A 2,000-year-old bronze ring could have been worn by Pontius Pilate, the Roman prefect who ordered Jesus to be crucified, archaeologists say. The ring was first unearthed 50 years ago at Herodium, a fortress built by King Herod, but archaeologists recently examined it and found the word, ‘Pilatus’ on the ring. The writing was found after scientists from the Israel Antiquities Authority cleaned and photographed the ring, which showed a wine vessel called a ‘krater’.
Pilate, the prefect of Judaea, is thought to have ordered the death of Jesus of Nazareth – but is portrayed in the gospels as having done so reluctantly. Professor Danny Schwartz told Israeli news outlet Haaretz, ‘I don’t know of any other Pilatus from the period and the ring shows he was a person of stature and wealth.

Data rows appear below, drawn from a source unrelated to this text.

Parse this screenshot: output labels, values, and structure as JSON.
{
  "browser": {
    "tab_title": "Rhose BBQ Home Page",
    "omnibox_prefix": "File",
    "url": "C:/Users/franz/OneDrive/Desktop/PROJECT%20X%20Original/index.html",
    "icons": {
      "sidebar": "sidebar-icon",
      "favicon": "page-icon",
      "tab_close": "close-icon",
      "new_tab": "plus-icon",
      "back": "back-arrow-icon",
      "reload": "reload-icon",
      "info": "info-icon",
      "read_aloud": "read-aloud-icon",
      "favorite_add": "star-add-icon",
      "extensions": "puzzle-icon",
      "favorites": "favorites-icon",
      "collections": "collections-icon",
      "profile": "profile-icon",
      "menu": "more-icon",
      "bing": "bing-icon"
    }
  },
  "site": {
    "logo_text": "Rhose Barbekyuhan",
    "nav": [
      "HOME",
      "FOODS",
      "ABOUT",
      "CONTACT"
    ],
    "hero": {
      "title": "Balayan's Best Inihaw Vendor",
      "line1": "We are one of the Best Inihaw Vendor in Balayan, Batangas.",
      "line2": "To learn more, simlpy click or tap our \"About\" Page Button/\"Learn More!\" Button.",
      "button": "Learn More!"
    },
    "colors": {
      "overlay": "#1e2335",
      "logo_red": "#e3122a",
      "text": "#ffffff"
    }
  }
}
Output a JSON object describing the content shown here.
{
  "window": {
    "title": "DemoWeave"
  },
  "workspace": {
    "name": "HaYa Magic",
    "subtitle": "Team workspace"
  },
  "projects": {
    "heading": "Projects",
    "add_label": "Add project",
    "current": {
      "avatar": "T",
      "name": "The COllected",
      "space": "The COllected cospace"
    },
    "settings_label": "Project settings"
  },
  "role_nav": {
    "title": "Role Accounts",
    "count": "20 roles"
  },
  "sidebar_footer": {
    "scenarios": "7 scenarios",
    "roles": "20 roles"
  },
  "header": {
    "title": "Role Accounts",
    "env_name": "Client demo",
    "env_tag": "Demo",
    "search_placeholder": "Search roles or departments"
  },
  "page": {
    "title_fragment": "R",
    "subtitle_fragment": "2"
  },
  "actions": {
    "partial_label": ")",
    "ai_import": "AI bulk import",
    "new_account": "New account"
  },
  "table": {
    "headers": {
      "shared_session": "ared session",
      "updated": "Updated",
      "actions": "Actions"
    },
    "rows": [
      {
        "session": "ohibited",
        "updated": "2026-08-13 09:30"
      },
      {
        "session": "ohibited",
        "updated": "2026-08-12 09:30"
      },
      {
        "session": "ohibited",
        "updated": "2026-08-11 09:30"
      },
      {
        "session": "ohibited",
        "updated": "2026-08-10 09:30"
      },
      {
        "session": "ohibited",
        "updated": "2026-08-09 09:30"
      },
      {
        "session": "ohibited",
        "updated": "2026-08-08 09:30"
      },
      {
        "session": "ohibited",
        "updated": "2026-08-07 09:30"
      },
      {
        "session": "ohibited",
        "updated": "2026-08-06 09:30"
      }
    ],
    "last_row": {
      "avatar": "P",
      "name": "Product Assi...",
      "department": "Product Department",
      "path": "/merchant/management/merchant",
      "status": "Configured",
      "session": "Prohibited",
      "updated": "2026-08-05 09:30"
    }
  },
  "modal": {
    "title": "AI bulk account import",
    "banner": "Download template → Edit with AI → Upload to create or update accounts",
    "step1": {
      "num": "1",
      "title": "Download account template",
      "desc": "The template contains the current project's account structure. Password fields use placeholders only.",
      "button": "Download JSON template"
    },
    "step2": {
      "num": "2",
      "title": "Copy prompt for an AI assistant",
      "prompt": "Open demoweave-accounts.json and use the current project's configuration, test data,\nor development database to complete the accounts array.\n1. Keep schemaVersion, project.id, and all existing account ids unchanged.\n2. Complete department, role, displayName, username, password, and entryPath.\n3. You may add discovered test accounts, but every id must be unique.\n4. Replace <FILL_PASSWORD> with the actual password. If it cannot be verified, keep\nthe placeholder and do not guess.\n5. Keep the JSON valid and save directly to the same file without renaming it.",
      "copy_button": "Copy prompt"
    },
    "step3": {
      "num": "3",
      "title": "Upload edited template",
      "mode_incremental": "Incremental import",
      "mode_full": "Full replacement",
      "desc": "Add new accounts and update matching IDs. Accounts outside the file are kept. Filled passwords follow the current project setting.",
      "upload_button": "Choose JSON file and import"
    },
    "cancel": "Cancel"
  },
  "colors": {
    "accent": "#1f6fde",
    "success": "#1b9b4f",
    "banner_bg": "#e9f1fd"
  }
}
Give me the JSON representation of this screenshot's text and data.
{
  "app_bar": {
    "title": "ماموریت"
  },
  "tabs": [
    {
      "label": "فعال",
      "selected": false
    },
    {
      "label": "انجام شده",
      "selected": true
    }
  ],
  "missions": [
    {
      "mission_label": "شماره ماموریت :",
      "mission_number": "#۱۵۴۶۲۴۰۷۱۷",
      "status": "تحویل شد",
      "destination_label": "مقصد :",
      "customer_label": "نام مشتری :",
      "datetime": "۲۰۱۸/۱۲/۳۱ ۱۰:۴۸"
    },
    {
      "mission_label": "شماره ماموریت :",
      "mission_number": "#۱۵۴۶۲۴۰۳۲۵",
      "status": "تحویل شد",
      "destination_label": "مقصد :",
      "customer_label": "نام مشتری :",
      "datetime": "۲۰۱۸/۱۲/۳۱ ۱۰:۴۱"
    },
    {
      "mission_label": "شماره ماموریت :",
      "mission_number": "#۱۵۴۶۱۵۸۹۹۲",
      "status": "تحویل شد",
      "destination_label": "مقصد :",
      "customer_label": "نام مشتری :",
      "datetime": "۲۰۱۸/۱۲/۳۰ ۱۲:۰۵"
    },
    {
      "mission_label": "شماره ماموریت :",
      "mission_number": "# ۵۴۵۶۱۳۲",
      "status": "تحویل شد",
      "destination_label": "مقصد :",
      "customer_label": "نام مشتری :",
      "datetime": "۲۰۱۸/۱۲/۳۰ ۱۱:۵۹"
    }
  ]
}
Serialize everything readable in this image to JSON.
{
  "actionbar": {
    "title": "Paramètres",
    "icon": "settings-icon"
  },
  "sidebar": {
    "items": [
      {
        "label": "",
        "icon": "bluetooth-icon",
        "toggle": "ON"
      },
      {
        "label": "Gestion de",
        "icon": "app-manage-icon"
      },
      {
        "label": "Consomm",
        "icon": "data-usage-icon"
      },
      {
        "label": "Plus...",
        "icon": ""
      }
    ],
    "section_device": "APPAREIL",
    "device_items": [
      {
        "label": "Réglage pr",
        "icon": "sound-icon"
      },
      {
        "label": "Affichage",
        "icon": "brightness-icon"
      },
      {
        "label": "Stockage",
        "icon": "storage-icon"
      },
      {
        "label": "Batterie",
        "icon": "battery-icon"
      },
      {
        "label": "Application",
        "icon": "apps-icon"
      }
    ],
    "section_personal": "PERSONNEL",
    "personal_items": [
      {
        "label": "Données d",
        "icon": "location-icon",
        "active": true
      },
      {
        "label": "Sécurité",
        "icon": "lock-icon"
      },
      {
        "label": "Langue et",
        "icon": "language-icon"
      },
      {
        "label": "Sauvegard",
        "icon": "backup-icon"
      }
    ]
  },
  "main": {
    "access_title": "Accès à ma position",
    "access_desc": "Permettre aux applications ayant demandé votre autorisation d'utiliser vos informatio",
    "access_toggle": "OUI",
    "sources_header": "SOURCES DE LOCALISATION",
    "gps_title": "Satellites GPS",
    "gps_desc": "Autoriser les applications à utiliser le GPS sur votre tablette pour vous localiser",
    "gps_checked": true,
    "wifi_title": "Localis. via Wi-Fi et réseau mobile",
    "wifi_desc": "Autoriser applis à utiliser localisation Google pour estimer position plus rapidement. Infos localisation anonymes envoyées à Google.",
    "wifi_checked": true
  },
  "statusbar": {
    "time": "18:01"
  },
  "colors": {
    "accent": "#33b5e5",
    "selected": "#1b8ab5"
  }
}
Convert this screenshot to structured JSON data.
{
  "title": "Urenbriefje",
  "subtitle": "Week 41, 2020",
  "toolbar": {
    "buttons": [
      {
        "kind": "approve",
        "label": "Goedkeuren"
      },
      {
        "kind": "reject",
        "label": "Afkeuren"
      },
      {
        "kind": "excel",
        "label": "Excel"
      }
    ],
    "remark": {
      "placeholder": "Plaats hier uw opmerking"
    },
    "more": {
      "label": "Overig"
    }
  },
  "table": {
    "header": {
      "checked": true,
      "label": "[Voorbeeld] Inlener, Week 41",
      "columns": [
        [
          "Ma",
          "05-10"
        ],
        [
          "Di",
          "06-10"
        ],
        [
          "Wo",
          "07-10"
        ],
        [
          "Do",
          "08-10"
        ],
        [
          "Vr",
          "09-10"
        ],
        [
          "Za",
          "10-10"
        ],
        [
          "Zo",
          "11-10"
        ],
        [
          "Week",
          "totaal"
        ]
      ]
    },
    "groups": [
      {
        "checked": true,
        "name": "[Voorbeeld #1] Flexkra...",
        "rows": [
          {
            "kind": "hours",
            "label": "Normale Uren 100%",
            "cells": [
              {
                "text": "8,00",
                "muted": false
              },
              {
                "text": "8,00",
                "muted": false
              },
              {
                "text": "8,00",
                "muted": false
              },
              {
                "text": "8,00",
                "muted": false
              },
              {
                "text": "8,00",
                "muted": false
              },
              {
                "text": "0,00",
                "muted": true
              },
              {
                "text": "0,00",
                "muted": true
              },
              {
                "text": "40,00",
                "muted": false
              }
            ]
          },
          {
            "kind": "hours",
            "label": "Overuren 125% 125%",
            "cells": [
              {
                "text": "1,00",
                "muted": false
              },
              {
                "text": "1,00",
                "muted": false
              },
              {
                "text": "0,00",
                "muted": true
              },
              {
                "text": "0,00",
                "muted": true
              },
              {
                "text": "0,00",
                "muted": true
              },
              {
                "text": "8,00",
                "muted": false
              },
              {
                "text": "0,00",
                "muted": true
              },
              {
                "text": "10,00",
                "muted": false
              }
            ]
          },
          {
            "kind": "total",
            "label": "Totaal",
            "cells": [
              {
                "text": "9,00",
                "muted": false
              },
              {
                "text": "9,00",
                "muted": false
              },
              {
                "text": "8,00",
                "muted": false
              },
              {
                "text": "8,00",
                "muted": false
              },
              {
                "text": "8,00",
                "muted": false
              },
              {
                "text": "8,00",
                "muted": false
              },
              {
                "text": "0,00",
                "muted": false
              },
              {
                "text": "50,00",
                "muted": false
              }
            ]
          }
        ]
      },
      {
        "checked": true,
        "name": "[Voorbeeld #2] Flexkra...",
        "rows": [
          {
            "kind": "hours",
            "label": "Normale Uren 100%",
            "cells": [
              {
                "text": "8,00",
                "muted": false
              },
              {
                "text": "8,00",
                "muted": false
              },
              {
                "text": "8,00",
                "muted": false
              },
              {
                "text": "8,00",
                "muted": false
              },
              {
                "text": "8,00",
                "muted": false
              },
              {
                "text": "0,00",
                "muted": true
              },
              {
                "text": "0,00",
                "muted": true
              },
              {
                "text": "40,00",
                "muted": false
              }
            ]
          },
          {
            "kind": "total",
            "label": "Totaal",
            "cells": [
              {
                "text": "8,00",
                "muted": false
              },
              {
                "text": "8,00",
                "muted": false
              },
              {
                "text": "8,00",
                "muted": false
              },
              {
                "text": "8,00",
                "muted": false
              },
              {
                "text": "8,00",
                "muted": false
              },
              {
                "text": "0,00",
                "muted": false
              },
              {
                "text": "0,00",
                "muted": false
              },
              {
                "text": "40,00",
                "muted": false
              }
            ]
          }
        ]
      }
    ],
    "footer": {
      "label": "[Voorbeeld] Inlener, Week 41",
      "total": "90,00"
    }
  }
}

Roi Porat, director of the dig at Herodium said, ‘the personal connection just cries out’. But others suggest that the ring might have been used by a member of Pilate’s staff to stamp documents.
The researchers wrote, ‘Simple all-metal rings were primarily the property of soldiers, Herodian and Roman officials, and middle-income folk of all trades and occupations. ‘It is therefore unlikely that Pontius Pilatus, the powerful and rich prefect of Judaea, would have worn a thin, all copper-alloy sealing ring.’